I Can Have Everything I want – Just Not all at Once

I learned this from a speech given by the amazing Shonda Rhimes at a Dartmouth Commencement where she so eloquently states, “If I am succeeding at one, I am inevitably failing at the other.” Living abroad and parenting is proving to me that this is true. We cannot have it all at the same time and parenting as well as living abroad is a constant balancing act. As someone who is passionate about her work and career ambitions, before having children, I always had my job at the forefront of everything I did. It was the way I felt most connected to my identity – to who I am. Moving abroad and becoming a parent has challenged this notion. It is reminding me, that I can be a fully present and involved parent and wife, have a well-rounded expat life, and a meaningful career – but I cannot have it all at the same time. There are times when I am more engaged and present in one area of my life, oftentimes leaving me short of energy for other parts. As an expat, my priorities have always been to stay connected with my expat community, make time for close friends and continue to learn German. Now as a parent, my priorities have shifted and I am constantly trying to find ways to give attention to all the new parts of who I am.

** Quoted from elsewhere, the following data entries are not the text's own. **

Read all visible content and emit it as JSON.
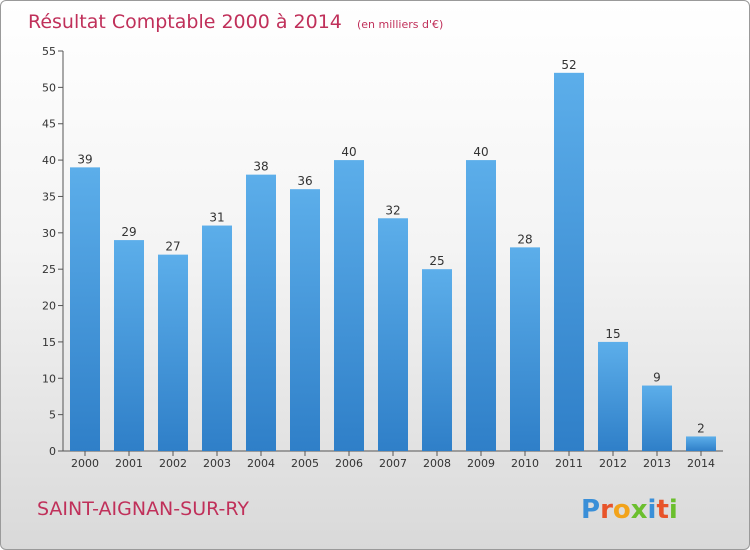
{
  "chart_data": {
    "type": "bar",
    "title": "Résultat Comptable 2000 à 2014",
    "subtitle": "(en milliers d'€)",
    "categories": [
      "2000",
      "2001",
      "2002",
      "2003",
      "2004",
      "2005",
      "2006",
      "2007",
      "2008",
      "2009",
      "2010",
      "2011",
      "2012",
      "2013",
      "2014"
    ],
    "values": [
      39,
      29,
      27,
      31,
      38,
      36,
      40,
      32,
      25,
      40,
      28,
      52,
      15,
      9,
      2
    ],
    "ylim": [
      0,
      55
    ],
    "yticks": [
      0,
      5,
      10,
      15,
      20,
      25,
      30,
      35,
      40,
      45,
      50,
      55
    ],
    "grid": false,
    "bar_color": "#4a9de0"
  },
  "location": "SAINT-AIGNAN-SUR-RY",
  "logo": {
    "text": "Proxiti",
    "letters": [
      {
        "ch": "P",
        "color": "#3a8fd8"
      },
      {
        "ch": "r",
        "color": "#e8542a"
      },
      {
        "ch": "o",
        "color": "#f2a31b"
      },
      {
        "ch": "x",
        "color": "#6bbf2e"
      },
      {
        "ch": "i",
        "color": "#3a8fd8"
      },
      {
        "ch": "t",
        "color": "#e8542a"
      },
      {
        "ch": "i",
        "color": "#6bbf2e"
      }
    ]
  }
}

So now you understand a bit about who I was before moving abroad, here is how I now answer the question of “Who am I?”

Maria
First-time Mom abroad
Wife
Trilingual (German, English, Spanish)
Expat in Germany
Creating a meaningful life abroad
Challenging myself professionally and bringing my career to the next level
Helping future expats in Germany
(Still) a strong advocate for feminism and women’s rights
(Still) traveling, passionate about theater, and a good podcast!

I challenge you today to reflect on: Who are you? What do you want others to know about you? How has your identity evolved in the last few years?